Killed by external signal
java.lang.OutOfMemoryError: GC overhead limit exceeded
at java.lang.String.toCharArray(String.java:2899)
at java.util.zip.ZipCoder.getBytes(ZipCoder.java:78)
at java.util.zip.ZipFile.getEntry(ZipFile.java:310)
at java.util.jar.JarFile.getEntry(JarFile.java:240)
at java.util.jar.JarFile.getJarEntry(JarFile.java:223)
at sun.misc.URLClassPath$JarLoader.getResource(URLClassPath.java:1005)
at sun.misc.URLClassPath.getResource(URLClassPath.java:212)
at java.net.URLClassLoader$1.run(URLClassLoader.java:365)

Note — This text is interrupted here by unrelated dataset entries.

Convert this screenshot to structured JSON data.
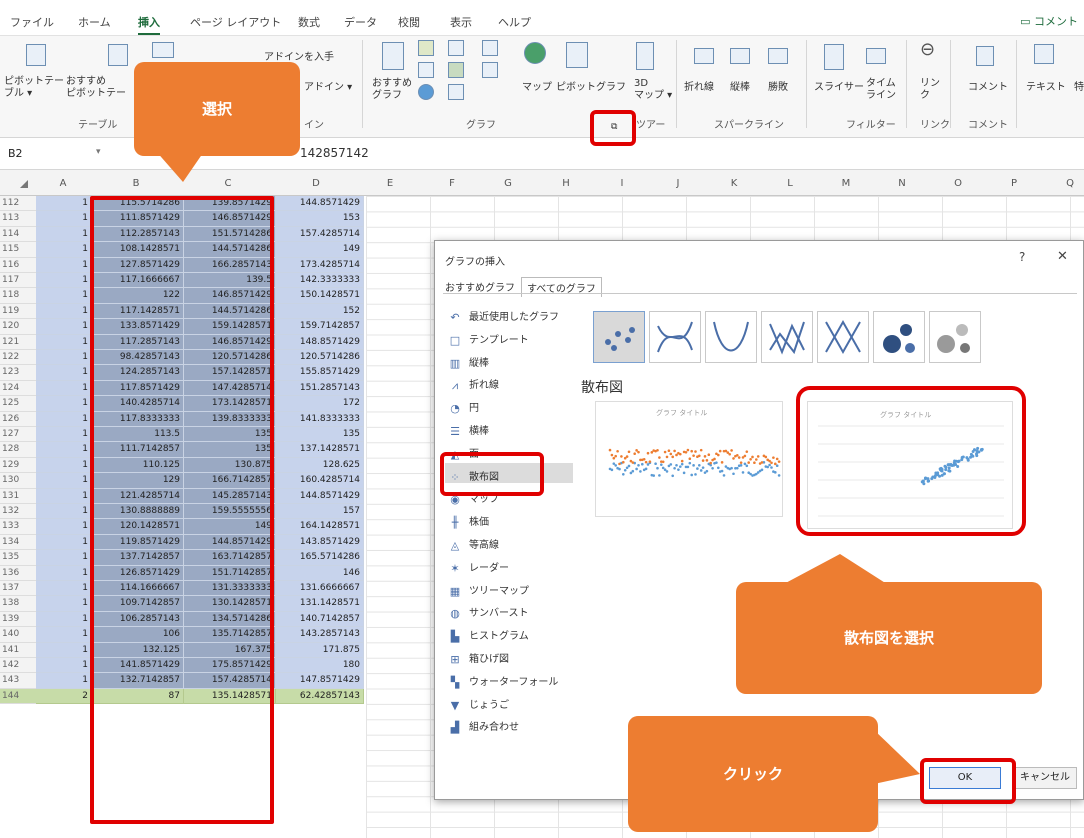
{
  "ribbon_tabs": [
    "ファイル",
    "ホーム",
    "挿入",
    "ページ レイアウト",
    "数式",
    "データ",
    "校閲",
    "表示",
    "ヘルプ"
  ],
  "comment_button": "コメント",
  "ribbon": {
    "pivot1": "ピボットテー\nブル ▾",
    "pivot2": "おすすめ\nピボットテー",
    "addin_get": "アドインを入手",
    "addin_my": "アドイン ▾",
    "osusume_graph": "おすすめ\nグラフ",
    "map": "マップ",
    "pivot_graph": "ピボットグラフ",
    "map3d": "3D\nマップ ▾",
    "spark_line": "折れ線",
    "spark_col": "縦棒",
    "spark_winloss": "勝敗",
    "slicer": "スライサー",
    "timeline": "タイム\nライン",
    "link": "リン\nク",
    "comment": "コメント",
    "text": "テキスト",
    "special": "特",
    "groups": {
      "table": "テーブル",
      "graph": "グラフ",
      "tour": "ツアー",
      "sparkline": "スパークライン",
      "filter": "フィルター",
      "link": "リンク",
      "comment": "コメント",
      "addin": "イン"
    }
  },
  "namebox": "B2",
  "formula_value": "142857142",
  "columns": [
    "A",
    "B",
    "C",
    "D",
    "E",
    "F",
    "G",
    "H",
    "I",
    "J",
    "K",
    "L",
    "M",
    "N",
    "O",
    "P",
    "Q"
  ],
  "rows": [
    {
      "n": "112",
      "a": "1",
      "b": "115.5714286",
      "c": "139.8571429",
      "d": "144.8571429"
    },
    {
      "n": "113",
      "a": "1",
      "b": "111.8571429",
      "c": "146.8571429",
      "d": "153"
    },
    {
      "n": "114",
      "a": "1",
      "b": "112.2857143",
      "c": "151.5714286",
      "d": "157.4285714"
    },
    {
      "n": "115",
      "a": "1",
      "b": "108.1428571",
      "c": "144.5714286",
      "d": "149"
    },
    {
      "n": "116",
      "a": "1",
      "b": "127.8571429",
      "c": "166.2857143",
      "d": "173.4285714"
    },
    {
      "n": "117",
      "a": "1",
      "b": "117.1666667",
      "c": "139.5",
      "d": "142.3333333"
    },
    {
      "n": "118",
      "a": "1",
      "b": "122",
      "c": "146.8571429",
      "d": "150.1428571"
    },
    {
      "n": "119",
      "a": "1",
      "b": "117.1428571",
      "c": "144.5714286",
      "d": "152"
    },
    {
      "n": "120",
      "a": "1",
      "b": "133.8571429",
      "c": "159.1428571",
      "d": "159.7142857"
    },
    {
      "n": "121",
      "a": "1",
      "b": "117.2857143",
      "c": "146.8571429",
      "d": "148.8571429"
    },
    {
      "n": "122",
      "a": "1",
      "b": "98.42857143",
      "c": "120.5714286",
      "d": "120.5714286"
    },
    {
      "n": "123",
      "a": "1",
      "b": "124.2857143",
      "c": "157.1428571",
      "d": "155.8571429"
    },
    {
      "n": "124",
      "a": "1",
      "b": "117.8571429",
      "c": "147.4285714",
      "d": "151.2857143"
    },
    {
      "n": "125",
      "a": "1",
      "b": "140.4285714",
      "c": "173.1428571",
      "d": "172"
    },
    {
      "n": "126",
      "a": "1",
      "b": "117.8333333",
      "c": "139.8333333",
      "d": "141.8333333"
    },
    {
      "n": "127",
      "a": "1",
      "b": "113.5",
      "c": "135",
      "d": "135"
    },
    {
      "n": "128",
      "a": "1",
      "b": "111.7142857",
      "c": "135",
      "d": "137.1428571"
    },
    {
      "n": "129",
      "a": "1",
      "b": "110.125",
      "c": "130.875",
      "d": "128.625"
    },
    {
      "n": "130",
      "a": "1",
      "b": "129",
      "c": "166.7142857",
      "d": "160.4285714"
    },
    {
      "n": "131",
      "a": "1",
      "b": "121.4285714",
      "c": "145.2857143",
      "d": "144.8571429"
    },
    {
      "n": "132",
      "a": "1",
      "b": "130.8888889",
      "c": "159.5555556",
      "d": "157"
    },
    {
      "n": "133",
      "a": "1",
      "b": "120.1428571",
      "c": "149",
      "d": "164.1428571"
    },
    {
      "n": "134",
      "a": "1",
      "b": "119.8571429",
      "c": "144.8571429",
      "d": "143.8571429"
    },
    {
      "n": "135",
      "a": "1",
      "b": "137.7142857",
      "c": "163.7142857",
      "d": "165.5714286"
    },
    {
      "n": "136",
      "a": "1",
      "b": "126.8571429",
      "c": "151.7142857",
      "d": "146"
    },
    {
      "n": "137",
      "a": "1",
      "b": "114.1666667",
      "c": "131.3333333",
      "d": "131.6666667"
    },
    {
      "n": "138",
      "a": "1",
      "b": "109.7142857",
      "c": "130.1428571",
      "d": "131.1428571"
    },
    {
      "n": "139",
      "a": "1",
      "b": "106.2857143",
      "c": "134.5714286",
      "d": "140.7142857"
    },
    {
      "n": "140",
      "a": "1",
      "b": "106",
      "c": "135.7142857",
      "d": "143.2857143"
    },
    {
      "n": "141",
      "a": "1",
      "b": "132.125",
      "c": "167.375",
      "d": "171.875"
    },
    {
      "n": "142",
      "a": "1",
      "b": "141.8571429",
      "c": "175.8571429",
      "d": "180"
    },
    {
      "n": "143",
      "a": "1",
      "b": "132.7142857",
      "c": "157.4285714",
      "d": "147.8571429"
    },
    {
      "n": "144",
      "a": "2",
      "b": "87",
      "c": "135.1428571",
      "d": "62.42857143"
    }
  ],
  "dialog": {
    "title": "グラフの挿入",
    "help": "?",
    "close": "✕",
    "tab_recommended": "おすすめグラフ",
    "tab_all": "すべてのグラフ",
    "section_title": "散布図",
    "preview_title": "グラフ タイトル",
    "ok": "OK",
    "cancel": "キャンセル",
    "categories": [
      {
        "icon": "recent-icon",
        "glyph": "↶",
        "label": "最近使用したグラフ"
      },
      {
        "icon": "template-icon",
        "glyph": "□",
        "label": "テンプレート"
      },
      {
        "icon": "column-chart-icon",
        "glyph": "▥",
        "label": "縦棒"
      },
      {
        "icon": "line-chart-icon",
        "glyph": "⩘",
        "label": "折れ線"
      },
      {
        "icon": "pie-chart-icon",
        "glyph": "◔",
        "label": "円"
      },
      {
        "icon": "bar-chart-icon",
        "glyph": "☰",
        "label": "横棒"
      },
      {
        "icon": "area-chart-icon",
        "glyph": "◭",
        "label": "面"
      },
      {
        "icon": "scatter-chart-icon",
        "glyph": "⁘",
        "label": "散布図"
      },
      {
        "icon": "map-chart-icon",
        "glyph": "◉",
        "label": "マップ"
      },
      {
        "icon": "stock-chart-icon",
        "glyph": "╫",
        "label": "株価"
      },
      {
        "icon": "surface-chart-icon",
        "glyph": "◬",
        "label": "等高線"
      },
      {
        "icon": "radar-chart-icon",
        "glyph": "✶",
        "label": "レーダー"
      },
      {
        "icon": "treemap-icon",
        "glyph": "▦",
        "label": "ツリーマップ"
      },
      {
        "icon": "sunburst-icon",
        "glyph": "◍",
        "label": "サンバースト"
      },
      {
        "icon": "histogram-icon",
        "glyph": "▙",
        "label": "ヒストグラム"
      },
      {
        "icon": "boxwhisker-icon",
        "glyph": "⊞",
        "label": "箱ひげ図"
      },
      {
        "icon": "waterfall-icon",
        "glyph": "▚",
        "label": "ウォーターフォール"
      },
      {
        "icon": "funnel-icon",
        "glyph": "▼",
        "label": "じょうご"
      },
      {
        "icon": "combo-chart-icon",
        "glyph": "▟",
        "label": "組み合わせ"
      }
    ]
  },
  "callouts": {
    "select": "選択",
    "scatter": "散布図を選択",
    "click": "クリック"
  },
  "colors": {
    "accent": "#1e6b3c",
    "callout": "#ed7d31",
    "highlight": "#e00000",
    "selection": "#9aa9c3",
    "cell": "#c7d3ec",
    "series1": "#5b9bd5",
    "series2": "#ed7d31"
  }
}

at java.net.URLClassLoader$1.run(URLClassLoader.java:362)
at java.security.AccessController.doPrivileged(Native Method)
at java.net.URLClassLoader.findClass(URLClassLoader.java:361)
at java.lang.ClassLoader.loadClass(ClassLoader.java:424)
at sun.misc.Launcher$AppClassLoader.loadClass(Launcher.java:331)
at java.lang.ClassLoader.loadClass(ClassLoader.java:357)
at org.apache.spark.util.SignalUtils$ActionHandler.handle(SignalUtils.scala:99)
at sun.misc.Signal$1.run(Signal.java:212)
at java.lang.Thread.run(Thread.java:745)
18/09/23 04:57:20 INFO JDBCRDD: closed connection
Is there anything wrong in the code that makes the program crash ? Could anyone let me know what is the mistake I am doing here so that I can fix it.